You are given an undirected graph. You are given an integer n which is the number of nodes in the graph and an array edges, where each edges[i] = [ui, vi] indicates that there is an undirected edge between ui and vi.
A connected trio is a set of three nodes where there is an edge between every pair of them.
The degree of a connected trio is the number of edges where one endpoint is in the trio, and the other is not.
Return the minimum degree of a connected trio in the graph, or-1if the graph has no connected trios.
Example 1:
Input: n = 6, edges = [[1,2],[1,3],[3,2],[4,1],[5,2],[3,6]]
Output: 3
Explanation: There is exactly one trio, which is [1,2,3]. The edges that form its degree are bolded in the figure above.
Example 2:
Input: n = 7, edges = [[1,3],[4,1],[4,3],[2,5],[5,6],[6,7],[7,5],[2,6]]
Output: 0
Explanation: There are exactly three trios:
1) [1,4,3] with degree 0.
2) [2,5,6] with degree 2.
3) [5,6,7] with degree 2.
Constraints:
2 <= n <= 400
edges[i].length == 2
1 <= edges.length <= n * (n-1) / 2
1 <= ui, vi <= n
ui != vi
There are no repeated edges.
Solutions
Solution 1: Brute Force Enumeration
We first store all edges in the adjacency matrix \(\textit{g}\), and then store the degree of each node in the array \(\textit{deg}\).
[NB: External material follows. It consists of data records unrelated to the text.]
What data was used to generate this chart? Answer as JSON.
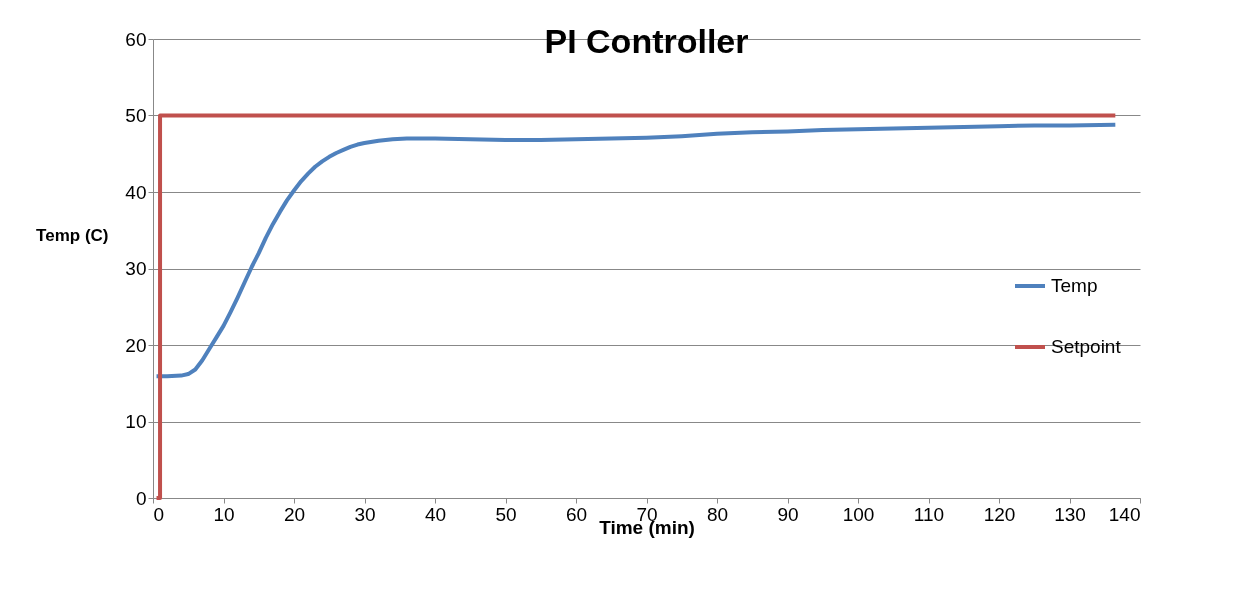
{
  "chart_data": {
    "type": "line",
    "title": "PI Controller",
    "xlabel": "Time (min)",
    "ylabel": "Temp (C)",
    "xlim": [
      0,
      140
    ],
    "xticks": [
      0,
      10,
      20,
      30,
      40,
      50,
      60,
      70,
      80,
      90,
      100,
      110,
      120,
      130,
      140
    ],
    "ylim": [
      0,
      60
    ],
    "yticks": [
      0,
      10,
      20,
      30,
      40,
      50,
      60
    ],
    "grid": "y",
    "legend": "right",
    "marker": "none",
    "line_style": "solid",
    "series": [
      {
        "name": "Temp",
        "color": "#4f81bd",
        "x": [
          0.5,
          2,
          4,
          5,
          6,
          7,
          8,
          9,
          10,
          11,
          12,
          13,
          14,
          15,
          16,
          17,
          18,
          19,
          20,
          21,
          22,
          23,
          24,
          25,
          26,
          27,
          28,
          29,
          30,
          32,
          34,
          36,
          38,
          40,
          45,
          50,
          55,
          60,
          65,
          70,
          75,
          80,
          85,
          90,
          95,
          100,
          105,
          110,
          115,
          120,
          125,
          130,
          136.5
        ],
        "values": [
          15.9,
          15.9,
          16,
          16.2,
          16.8,
          18,
          19.5,
          21,
          22.5,
          24.3,
          26.2,
          28.2,
          30.2,
          32,
          34,
          35.8,
          37.4,
          38.9,
          40.2,
          41.4,
          42.4,
          43.3,
          44,
          44.6,
          45.1,
          45.5,
          45.9,
          46.2,
          46.4,
          46.7,
          46.9,
          47,
          47,
          47,
          46.9,
          46.8,
          46.8,
          46.9,
          47,
          47.1,
          47.3,
          47.6,
          47.8,
          47.9,
          48.1,
          48.2,
          48.3,
          48.4,
          48.5,
          48.6,
          48.7,
          48.7,
          48.8
        ]
      },
      {
        "name": "Setpoint",
        "color": "#c0504d",
        "x": [
          0.5,
          1,
          1,
          136.5
        ],
        "values": [
          0,
          0,
          50,
          50
        ]
      }
    ]
  }
}
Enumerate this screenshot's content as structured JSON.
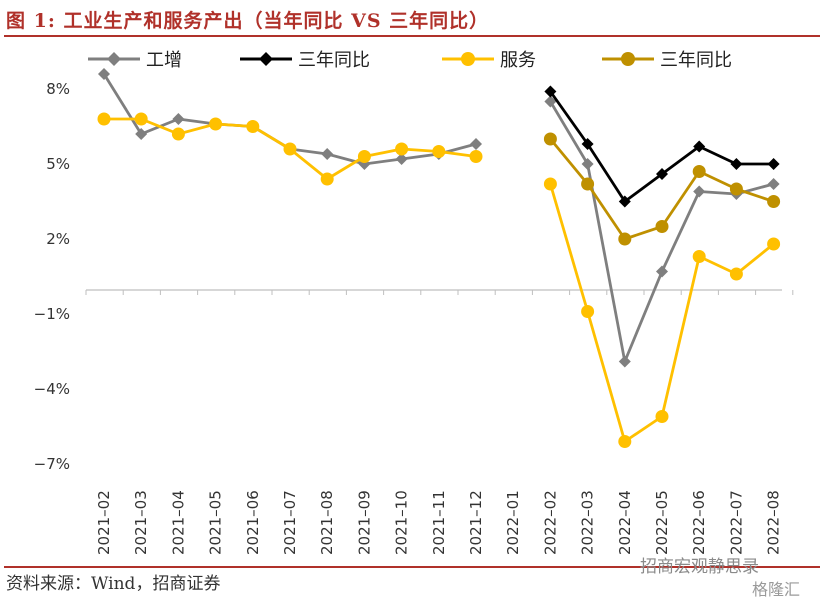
{
  "title": "图 1:  工业生产和服务产出（当年同比 VS 三年同比）",
  "source": "资料来源：Wind，招商证券",
  "watermark": "招商宏观静思录",
  "watermark_sub": "格隆汇",
  "chart_data": {
    "type": "line",
    "categories": [
      "2021-02",
      "2021-03",
      "2021-04",
      "2021-05",
      "2021-06",
      "2021-07",
      "2021-08",
      "2021-09",
      "2021-10",
      "2021-11",
      "2021-12",
      "2022-01",
      "2022-02",
      "2022-03",
      "2022-04",
      "2022-05",
      "2022-06",
      "2022-07",
      "2022-08"
    ],
    "y_ticks": [
      "8%",
      "5%",
      "2%",
      "-1%",
      "-4%",
      "-7%"
    ],
    "ylim": [
      -7,
      8.5
    ],
    "legend_position": "top",
    "series": [
      {
        "name": "工增",
        "color": "#7f7f7f",
        "marker": "diamond",
        "values": [
          8.6,
          6.2,
          6.8,
          6.6,
          6.5,
          5.6,
          5.4,
          5.0,
          5.2,
          5.4,
          5.8,
          null,
          7.5,
          5.0,
          -2.9,
          0.7,
          3.9,
          3.8,
          4.2
        ]
      },
      {
        "name": "三年同比",
        "color": "#000000",
        "marker": "diamond",
        "values": [
          null,
          null,
          null,
          null,
          null,
          null,
          null,
          null,
          null,
          null,
          null,
          null,
          7.9,
          5.8,
          3.5,
          4.6,
          5.7,
          5.0,
          5.0
        ]
      },
      {
        "name": "服务",
        "color": "#ffc000",
        "marker": "circle",
        "values": [
          6.8,
          6.8,
          6.2,
          6.6,
          6.5,
          5.6,
          4.4,
          5.3,
          5.6,
          5.5,
          5.3,
          null,
          4.2,
          -0.9,
          -6.1,
          -5.1,
          1.3,
          0.6,
          1.8
        ]
      },
      {
        "name": "三年同比",
        "color": "#bf9000",
        "marker": "circle",
        "values": [
          null,
          null,
          null,
          null,
          null,
          null,
          null,
          null,
          null,
          null,
          null,
          null,
          6.0,
          4.2,
          2.0,
          2.5,
          4.7,
          4.0,
          3.5
        ]
      }
    ]
  }
}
Initialize the answer \(\textit{ans} = +\infty\).
Then enumerate all triplets \((i, j, k)\), where \(i \lt j \lt k\). If \(\textit{g}[i][j] = \textit{g}[j][k] = \textit{g}[i][k] = 1\), it means these three nodes form a connected trio. In this case, update the answer to \(\textit{ans} = \min(\textit{ans}, \textit{deg}[i] + \textit{deg}[j] + \textit{deg}[k] - 6)\).
After enumerating all triplets, if the answer is still \(+\infty\), it means there is no connected trio in the graph, return \(-1\). Otherwise, return the answer.
The time complexity is \(O(n^3)\), and the space complexity is \(O(n^2)\). Here, \(n\) is the number of nodes.